Editors note: The attorney generals office has reviewed this case and has declined to pursue hate crimes charges.
PRESQUE ISLE, Maine — A white woman allegedly tried to drive into a Black man and his two nephews in a Presque Isle parking lot in a case that officials are investigating as a possible hate crime, police said.
The news comes amid a rise in racially motivated crimes throughout the state, with the number of hate crimes quadrupling over the past year. There were 83 reported hate crimes in 2020, more than the previous three years combined.

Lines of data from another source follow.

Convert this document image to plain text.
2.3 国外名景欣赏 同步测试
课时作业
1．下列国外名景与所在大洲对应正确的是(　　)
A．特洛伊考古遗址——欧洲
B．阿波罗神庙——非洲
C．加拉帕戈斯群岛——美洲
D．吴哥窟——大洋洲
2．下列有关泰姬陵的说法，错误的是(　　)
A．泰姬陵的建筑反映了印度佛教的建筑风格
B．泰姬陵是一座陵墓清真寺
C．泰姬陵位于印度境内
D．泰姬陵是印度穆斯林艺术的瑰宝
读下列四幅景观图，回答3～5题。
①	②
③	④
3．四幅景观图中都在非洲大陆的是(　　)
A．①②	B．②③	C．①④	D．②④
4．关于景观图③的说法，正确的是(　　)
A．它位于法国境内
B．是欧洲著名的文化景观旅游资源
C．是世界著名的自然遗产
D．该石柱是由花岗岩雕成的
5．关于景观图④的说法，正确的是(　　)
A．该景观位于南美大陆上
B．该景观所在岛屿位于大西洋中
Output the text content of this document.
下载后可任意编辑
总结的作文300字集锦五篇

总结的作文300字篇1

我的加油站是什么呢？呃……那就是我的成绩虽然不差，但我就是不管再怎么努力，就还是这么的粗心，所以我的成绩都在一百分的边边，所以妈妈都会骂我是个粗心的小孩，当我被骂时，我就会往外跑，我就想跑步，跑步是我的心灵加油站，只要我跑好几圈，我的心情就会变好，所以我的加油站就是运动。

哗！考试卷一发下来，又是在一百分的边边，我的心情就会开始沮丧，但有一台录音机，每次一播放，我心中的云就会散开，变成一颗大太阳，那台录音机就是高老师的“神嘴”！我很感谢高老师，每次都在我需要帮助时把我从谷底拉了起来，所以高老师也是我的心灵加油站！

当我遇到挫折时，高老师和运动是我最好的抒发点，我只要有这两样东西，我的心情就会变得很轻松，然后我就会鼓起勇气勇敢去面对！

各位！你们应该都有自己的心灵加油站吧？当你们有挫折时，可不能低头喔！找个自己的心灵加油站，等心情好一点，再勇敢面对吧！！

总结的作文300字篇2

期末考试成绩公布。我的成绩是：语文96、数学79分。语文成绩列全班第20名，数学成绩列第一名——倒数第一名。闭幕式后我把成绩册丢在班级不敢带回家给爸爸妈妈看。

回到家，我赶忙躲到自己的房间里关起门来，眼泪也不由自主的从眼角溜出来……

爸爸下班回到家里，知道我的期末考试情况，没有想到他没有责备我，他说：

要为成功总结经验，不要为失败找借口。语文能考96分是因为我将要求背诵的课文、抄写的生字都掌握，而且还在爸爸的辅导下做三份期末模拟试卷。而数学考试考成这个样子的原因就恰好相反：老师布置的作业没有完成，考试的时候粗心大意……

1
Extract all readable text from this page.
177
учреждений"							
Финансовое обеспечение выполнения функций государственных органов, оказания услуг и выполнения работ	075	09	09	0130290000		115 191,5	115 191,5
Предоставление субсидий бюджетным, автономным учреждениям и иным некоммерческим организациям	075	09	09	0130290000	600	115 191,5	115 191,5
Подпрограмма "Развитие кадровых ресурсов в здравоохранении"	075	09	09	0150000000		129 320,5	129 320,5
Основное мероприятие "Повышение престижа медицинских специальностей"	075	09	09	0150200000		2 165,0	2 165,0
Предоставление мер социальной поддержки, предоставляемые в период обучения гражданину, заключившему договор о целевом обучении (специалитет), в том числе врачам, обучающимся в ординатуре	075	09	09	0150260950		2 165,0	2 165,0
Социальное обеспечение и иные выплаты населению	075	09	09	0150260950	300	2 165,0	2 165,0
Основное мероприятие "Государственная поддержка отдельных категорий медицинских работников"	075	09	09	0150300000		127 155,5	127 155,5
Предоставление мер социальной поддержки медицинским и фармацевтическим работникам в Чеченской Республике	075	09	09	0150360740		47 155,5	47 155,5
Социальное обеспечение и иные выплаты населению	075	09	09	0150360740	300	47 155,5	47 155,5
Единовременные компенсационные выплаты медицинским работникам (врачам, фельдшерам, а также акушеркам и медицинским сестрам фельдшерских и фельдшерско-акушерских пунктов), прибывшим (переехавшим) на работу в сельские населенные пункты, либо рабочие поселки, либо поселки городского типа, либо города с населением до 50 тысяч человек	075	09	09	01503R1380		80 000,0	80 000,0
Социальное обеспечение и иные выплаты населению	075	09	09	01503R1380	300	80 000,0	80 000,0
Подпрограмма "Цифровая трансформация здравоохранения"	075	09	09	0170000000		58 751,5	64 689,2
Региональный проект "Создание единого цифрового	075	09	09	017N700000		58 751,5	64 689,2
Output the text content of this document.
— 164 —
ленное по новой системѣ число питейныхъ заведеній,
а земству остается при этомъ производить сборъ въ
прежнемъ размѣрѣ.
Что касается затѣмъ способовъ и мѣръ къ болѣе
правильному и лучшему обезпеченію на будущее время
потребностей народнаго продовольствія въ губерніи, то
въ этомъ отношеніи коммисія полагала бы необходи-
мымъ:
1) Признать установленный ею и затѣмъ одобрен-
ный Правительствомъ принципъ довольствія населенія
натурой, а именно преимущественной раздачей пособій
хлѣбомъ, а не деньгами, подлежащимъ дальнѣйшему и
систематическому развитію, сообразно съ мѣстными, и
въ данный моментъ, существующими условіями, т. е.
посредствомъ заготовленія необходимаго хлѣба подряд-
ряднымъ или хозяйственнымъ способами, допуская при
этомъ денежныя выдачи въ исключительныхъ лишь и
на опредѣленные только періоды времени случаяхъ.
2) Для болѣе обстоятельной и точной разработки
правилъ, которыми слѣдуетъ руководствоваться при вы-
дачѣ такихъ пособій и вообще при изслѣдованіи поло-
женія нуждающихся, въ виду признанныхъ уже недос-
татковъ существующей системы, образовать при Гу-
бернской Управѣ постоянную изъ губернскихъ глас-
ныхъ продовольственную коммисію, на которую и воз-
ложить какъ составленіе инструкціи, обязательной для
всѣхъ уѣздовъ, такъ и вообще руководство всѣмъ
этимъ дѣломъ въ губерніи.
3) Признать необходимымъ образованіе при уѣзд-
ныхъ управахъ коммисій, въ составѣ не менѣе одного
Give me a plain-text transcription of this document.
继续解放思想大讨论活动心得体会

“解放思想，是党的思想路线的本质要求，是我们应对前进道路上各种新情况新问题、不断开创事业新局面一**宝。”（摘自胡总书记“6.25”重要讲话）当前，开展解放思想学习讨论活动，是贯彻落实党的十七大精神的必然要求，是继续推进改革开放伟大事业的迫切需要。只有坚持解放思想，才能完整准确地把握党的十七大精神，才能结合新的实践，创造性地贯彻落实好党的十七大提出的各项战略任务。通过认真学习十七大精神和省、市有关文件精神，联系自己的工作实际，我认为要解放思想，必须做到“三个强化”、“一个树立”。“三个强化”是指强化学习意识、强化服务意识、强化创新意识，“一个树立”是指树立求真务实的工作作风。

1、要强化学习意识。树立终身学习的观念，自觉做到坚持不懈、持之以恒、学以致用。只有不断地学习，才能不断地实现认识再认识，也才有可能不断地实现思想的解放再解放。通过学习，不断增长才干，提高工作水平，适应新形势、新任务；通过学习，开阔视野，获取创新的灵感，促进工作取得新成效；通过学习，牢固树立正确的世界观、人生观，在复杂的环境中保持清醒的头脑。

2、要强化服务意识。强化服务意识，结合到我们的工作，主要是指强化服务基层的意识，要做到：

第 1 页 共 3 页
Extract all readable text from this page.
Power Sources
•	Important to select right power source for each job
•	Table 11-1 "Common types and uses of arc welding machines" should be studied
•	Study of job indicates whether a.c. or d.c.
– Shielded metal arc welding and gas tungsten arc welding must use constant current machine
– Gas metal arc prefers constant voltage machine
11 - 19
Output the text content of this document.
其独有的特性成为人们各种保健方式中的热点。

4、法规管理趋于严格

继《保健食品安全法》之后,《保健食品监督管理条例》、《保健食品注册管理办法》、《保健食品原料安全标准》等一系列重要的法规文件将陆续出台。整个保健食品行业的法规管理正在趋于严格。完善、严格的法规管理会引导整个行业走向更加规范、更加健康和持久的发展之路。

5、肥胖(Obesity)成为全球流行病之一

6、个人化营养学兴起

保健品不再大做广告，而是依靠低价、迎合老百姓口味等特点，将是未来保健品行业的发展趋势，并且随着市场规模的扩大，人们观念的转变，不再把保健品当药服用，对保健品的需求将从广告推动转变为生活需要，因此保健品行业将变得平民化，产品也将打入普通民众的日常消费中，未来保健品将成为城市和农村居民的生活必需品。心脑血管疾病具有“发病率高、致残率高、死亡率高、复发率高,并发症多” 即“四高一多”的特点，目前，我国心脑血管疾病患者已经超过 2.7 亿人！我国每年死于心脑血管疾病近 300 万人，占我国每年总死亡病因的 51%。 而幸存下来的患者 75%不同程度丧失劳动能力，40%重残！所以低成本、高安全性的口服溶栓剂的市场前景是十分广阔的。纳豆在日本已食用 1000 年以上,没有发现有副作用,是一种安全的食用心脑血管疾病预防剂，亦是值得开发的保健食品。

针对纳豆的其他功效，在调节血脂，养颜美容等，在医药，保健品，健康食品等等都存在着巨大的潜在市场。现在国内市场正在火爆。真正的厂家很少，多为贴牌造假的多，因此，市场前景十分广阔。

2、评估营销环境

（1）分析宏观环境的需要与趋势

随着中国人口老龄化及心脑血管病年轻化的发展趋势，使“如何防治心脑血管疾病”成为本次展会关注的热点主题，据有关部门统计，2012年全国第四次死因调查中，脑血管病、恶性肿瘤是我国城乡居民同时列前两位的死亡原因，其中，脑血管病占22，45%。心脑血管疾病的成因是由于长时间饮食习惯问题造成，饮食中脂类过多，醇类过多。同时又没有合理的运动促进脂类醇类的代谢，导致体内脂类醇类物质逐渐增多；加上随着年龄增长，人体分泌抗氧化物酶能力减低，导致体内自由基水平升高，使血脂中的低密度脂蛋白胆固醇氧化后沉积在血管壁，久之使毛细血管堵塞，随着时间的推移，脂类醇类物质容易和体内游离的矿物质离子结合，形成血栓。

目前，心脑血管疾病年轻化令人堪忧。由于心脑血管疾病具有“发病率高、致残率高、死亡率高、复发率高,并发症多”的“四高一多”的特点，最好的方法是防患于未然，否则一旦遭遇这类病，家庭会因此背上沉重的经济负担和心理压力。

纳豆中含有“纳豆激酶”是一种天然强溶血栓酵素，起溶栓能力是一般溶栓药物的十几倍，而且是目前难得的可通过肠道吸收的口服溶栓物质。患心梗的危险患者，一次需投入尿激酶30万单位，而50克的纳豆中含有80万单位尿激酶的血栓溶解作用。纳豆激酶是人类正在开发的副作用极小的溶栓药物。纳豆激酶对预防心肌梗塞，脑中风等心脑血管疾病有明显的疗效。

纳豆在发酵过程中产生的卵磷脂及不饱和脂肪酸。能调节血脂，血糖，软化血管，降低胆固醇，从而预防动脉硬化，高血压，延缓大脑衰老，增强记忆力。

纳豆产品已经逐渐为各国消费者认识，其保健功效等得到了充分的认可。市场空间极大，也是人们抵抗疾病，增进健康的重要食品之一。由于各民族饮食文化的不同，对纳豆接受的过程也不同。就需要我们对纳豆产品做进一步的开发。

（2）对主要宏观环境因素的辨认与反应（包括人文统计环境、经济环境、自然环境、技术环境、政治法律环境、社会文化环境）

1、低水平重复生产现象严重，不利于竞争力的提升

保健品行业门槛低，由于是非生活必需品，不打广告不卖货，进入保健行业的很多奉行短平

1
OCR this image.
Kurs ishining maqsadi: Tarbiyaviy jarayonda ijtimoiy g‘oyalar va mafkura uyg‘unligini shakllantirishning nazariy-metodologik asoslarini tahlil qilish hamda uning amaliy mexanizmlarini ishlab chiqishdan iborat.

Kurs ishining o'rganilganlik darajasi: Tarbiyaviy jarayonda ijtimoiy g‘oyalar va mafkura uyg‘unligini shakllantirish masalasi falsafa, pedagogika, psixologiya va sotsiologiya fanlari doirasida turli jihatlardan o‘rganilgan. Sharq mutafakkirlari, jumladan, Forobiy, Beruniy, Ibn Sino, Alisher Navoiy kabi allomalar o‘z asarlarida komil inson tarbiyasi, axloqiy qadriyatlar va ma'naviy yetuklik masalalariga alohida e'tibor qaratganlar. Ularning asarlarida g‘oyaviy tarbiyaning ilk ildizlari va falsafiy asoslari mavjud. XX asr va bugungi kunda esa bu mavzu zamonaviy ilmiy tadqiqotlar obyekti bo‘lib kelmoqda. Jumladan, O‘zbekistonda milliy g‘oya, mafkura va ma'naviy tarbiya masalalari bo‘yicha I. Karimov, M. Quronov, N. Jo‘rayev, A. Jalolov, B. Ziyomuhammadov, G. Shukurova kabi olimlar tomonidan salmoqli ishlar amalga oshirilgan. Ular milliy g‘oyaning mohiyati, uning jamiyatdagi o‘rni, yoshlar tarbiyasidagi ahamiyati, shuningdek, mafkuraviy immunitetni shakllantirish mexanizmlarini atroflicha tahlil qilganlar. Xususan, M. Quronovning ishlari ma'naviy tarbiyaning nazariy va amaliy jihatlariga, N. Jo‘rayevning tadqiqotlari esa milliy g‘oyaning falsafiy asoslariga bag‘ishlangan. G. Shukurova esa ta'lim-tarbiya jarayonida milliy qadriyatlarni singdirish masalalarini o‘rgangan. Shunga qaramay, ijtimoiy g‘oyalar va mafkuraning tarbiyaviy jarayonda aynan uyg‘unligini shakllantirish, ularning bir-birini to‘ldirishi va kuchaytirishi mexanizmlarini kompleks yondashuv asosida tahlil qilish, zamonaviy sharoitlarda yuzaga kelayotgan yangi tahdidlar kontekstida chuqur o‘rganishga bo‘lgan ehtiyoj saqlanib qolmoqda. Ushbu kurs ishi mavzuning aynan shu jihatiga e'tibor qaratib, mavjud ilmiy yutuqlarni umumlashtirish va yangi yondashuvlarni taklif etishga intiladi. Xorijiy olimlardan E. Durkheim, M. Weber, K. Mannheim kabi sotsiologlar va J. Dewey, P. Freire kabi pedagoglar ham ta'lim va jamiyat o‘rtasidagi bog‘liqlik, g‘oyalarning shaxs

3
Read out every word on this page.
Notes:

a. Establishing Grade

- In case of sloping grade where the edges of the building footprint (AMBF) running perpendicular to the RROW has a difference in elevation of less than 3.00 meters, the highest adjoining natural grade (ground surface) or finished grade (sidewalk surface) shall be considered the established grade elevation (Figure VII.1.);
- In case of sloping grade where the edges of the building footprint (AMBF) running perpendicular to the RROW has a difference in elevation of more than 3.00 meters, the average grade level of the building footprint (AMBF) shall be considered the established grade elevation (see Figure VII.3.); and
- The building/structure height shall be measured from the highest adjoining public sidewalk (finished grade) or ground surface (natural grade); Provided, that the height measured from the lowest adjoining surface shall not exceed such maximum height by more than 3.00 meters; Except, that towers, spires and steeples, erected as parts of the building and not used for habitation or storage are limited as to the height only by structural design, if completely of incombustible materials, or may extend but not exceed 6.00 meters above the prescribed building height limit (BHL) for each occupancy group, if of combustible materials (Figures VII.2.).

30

Michael Stiggle, 50, a Black man who lives in Mars Hill where he owns barbecue restaurant Timberwolves, said a woman driving an orange car tried to hit him and his two nephews Chandler, 23, and Chase Dixon, 19, when they got out of their vehicle in the Walmart parking lot.
“The next thing I recall is her flooring the gas, and I remember jumping out of the way because she went to hit us,” Stiggle said.
The car’s driver Marissa Wright, 28, of Blaine later posted on Facebook that Stiggle and his nephews had sexually assaulted her and that Stiggle had his hand down his pants. Both Stiggle and Chandler Nixon said that Stiggle was fixing his belt when he exited his vehicle.
Wright and Stiggle each filed police reports. After reviewing security camera footage, the Presque Isle Police Department determined that Wright’s allegations were false and she would be charged with driving to endanger.
“Upon investigation, it was found that not only were the allegations against Timberwolves unfounded, but also led to pending vehicular charges against the complainant,” Presque Isle Police Chief Laurie Kelly said.
While a criminal charge in Maine cannot be enhanced by labeling it a hate crime, a person can bring civil litigation to the attorney general’s office if they feel they were targeted for their race, gender, age, religion or sexual orientation. Presque Isle police has sent its investigation information to the Office of the Attorney General for review, Kelly said.
Both Stiggle and Chandler Nixon said that by sharing their story, they hoped to highlight what they said was a culture in Aroostook County that is resistant to diversity. According to census estimates, Aroostook is 93 percent non-Hispanic white and Black people make up just 1.2 percent of the population.
“I feel like I get 20 percent of the value of a human living in The County, from all the experiences that I’ve had,” Stiggle said. “There’s some really nice people in The County as well, but I’ve been really hurt from some of the experiences that I’ve had here that have injured me on a spiritual level.”